Python：在数组中的单独文件的数据末尾添加数据两次

因此我需要一些特定问题的帮助。我有.composite（例如：RR0063_0011.composite）文件，其中第二列（强度）被读入数组中，但我需要在单独文件的第二列中添加日期（Modified Julian Date）两次在数组转换并保存之前，每行的数量。示例性输入文件：Python：在数组中的单独文件的数据末尾添加数据两次

数据（.composite）文件：

滨＃.....强度

1. -0.234987 
2. 0.87734 
... 
512. -0.65523

修正儒略日期的文件：

文件从MJD是抓住..... MJD

RR0063_0011.profs 55105.07946 
RR0023_0061.profs 53495.367377 
RR0022_0041.profs 53492.307631

这是用于将数据读入数组并生成mjd.txt文件的代码。

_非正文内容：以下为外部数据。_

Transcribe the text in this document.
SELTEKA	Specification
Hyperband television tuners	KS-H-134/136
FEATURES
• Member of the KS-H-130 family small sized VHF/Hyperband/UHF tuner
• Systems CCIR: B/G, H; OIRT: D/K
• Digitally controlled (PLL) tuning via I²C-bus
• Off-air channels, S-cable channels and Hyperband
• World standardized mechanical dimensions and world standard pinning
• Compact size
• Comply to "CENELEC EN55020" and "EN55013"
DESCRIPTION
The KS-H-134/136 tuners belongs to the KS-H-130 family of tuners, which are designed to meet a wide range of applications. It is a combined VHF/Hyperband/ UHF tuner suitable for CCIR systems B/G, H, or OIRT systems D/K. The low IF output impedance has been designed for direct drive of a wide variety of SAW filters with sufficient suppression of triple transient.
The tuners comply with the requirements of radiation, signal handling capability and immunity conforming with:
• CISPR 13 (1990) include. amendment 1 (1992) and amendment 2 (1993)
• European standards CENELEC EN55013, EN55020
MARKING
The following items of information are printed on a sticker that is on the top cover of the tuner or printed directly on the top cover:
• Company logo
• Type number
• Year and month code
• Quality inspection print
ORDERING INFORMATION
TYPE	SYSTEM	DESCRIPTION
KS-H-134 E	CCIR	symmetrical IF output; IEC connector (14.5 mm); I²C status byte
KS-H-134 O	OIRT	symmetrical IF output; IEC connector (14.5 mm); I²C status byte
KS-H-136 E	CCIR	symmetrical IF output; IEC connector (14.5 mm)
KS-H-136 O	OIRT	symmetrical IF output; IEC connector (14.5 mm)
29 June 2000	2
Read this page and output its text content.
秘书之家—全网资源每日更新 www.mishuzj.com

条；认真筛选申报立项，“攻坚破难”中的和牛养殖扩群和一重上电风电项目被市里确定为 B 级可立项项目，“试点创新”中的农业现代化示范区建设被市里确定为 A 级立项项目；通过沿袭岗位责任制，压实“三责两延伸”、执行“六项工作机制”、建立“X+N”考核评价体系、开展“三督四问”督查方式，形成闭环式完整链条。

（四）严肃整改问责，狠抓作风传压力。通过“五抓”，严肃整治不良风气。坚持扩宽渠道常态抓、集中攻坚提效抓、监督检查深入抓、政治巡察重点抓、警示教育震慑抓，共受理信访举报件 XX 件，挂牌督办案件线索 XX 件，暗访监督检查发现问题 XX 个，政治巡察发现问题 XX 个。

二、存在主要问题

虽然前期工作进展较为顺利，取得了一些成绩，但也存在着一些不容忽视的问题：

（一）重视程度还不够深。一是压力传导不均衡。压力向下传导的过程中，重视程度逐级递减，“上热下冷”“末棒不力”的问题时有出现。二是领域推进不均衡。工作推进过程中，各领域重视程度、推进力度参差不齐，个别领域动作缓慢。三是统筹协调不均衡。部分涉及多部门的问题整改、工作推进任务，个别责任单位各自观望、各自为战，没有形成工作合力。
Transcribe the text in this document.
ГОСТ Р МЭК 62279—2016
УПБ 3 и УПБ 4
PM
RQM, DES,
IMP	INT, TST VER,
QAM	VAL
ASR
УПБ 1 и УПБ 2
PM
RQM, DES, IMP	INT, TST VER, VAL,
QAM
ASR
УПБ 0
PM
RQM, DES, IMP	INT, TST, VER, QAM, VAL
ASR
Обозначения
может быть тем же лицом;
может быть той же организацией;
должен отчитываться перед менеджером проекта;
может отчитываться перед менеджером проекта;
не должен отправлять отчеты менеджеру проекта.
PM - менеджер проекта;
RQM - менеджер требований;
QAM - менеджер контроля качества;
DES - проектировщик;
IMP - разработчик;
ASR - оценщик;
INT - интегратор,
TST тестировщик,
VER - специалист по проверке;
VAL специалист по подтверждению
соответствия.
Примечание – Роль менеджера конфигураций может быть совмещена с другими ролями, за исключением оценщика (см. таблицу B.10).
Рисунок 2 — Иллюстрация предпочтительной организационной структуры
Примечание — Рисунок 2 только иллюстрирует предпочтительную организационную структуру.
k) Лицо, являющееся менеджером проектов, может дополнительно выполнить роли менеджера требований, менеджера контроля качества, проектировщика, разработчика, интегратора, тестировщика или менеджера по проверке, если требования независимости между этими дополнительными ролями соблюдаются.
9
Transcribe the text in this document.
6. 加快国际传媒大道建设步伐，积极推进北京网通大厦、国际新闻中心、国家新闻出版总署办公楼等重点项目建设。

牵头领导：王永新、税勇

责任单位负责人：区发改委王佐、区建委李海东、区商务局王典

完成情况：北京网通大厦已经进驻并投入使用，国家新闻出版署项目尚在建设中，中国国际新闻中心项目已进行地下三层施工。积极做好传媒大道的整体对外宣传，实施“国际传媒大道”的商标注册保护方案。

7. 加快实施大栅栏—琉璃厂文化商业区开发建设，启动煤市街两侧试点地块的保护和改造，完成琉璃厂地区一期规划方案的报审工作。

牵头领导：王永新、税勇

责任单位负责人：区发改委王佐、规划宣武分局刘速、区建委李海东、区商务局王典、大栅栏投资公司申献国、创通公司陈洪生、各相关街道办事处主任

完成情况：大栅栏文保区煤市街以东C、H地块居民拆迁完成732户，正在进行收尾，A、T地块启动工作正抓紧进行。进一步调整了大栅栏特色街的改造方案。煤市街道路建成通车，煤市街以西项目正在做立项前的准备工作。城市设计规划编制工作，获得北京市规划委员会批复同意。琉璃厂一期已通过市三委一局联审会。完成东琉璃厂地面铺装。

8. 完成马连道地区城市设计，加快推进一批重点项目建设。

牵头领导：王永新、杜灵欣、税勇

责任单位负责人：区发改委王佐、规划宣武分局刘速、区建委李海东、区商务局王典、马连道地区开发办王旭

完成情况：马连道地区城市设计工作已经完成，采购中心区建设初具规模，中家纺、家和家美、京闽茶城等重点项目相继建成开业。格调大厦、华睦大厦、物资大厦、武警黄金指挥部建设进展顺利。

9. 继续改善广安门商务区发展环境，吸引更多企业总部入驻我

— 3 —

所有这些工作到目前为止，我只需要将MJD 两次添加到相应的.composite行的末尾。现在，我对Python知之甚少，但这是我目前的代码。

#!/usr/bin/python 
import sys 
import glob 
import numpy as np 
import os 

psrname = sys.argv[1] 
file_list = glob.glob('*.composite') 

cols = [1] 
data = [] 
for f in file_list: 
    # Split the filename from the extension to use later  
    filename = os.path.splitext('{0}'.format(f)) 
    data.append(np.loadtxt(f, usecols=cols)) 
    print data 

# Run 'vap' (a PSRCHIVE command) to grap the MJD from the .profs file for each observation and write out to a file called 'mjd.txt' 
os.system('vap -nc mjd ../{0}/{0}.profs >> mjd.txt' .format(filename[0])) 

# Put the MJDs only (from 'mjd.txt') in an array called mjd_array 
mjd_array = np.genfromtxt('mjd.txt', dtype=[('filename_2','S40'),('mjd','f8')]) 

# Check if working 
print mjd_array['mjd'][7] 

arr = np.vstack(data) 

transposed_arr = np.transpose(arr) 
print transposed_arr 

fout = np.savetxt(psrname + '.total', transposed_arr, delimiter=' ')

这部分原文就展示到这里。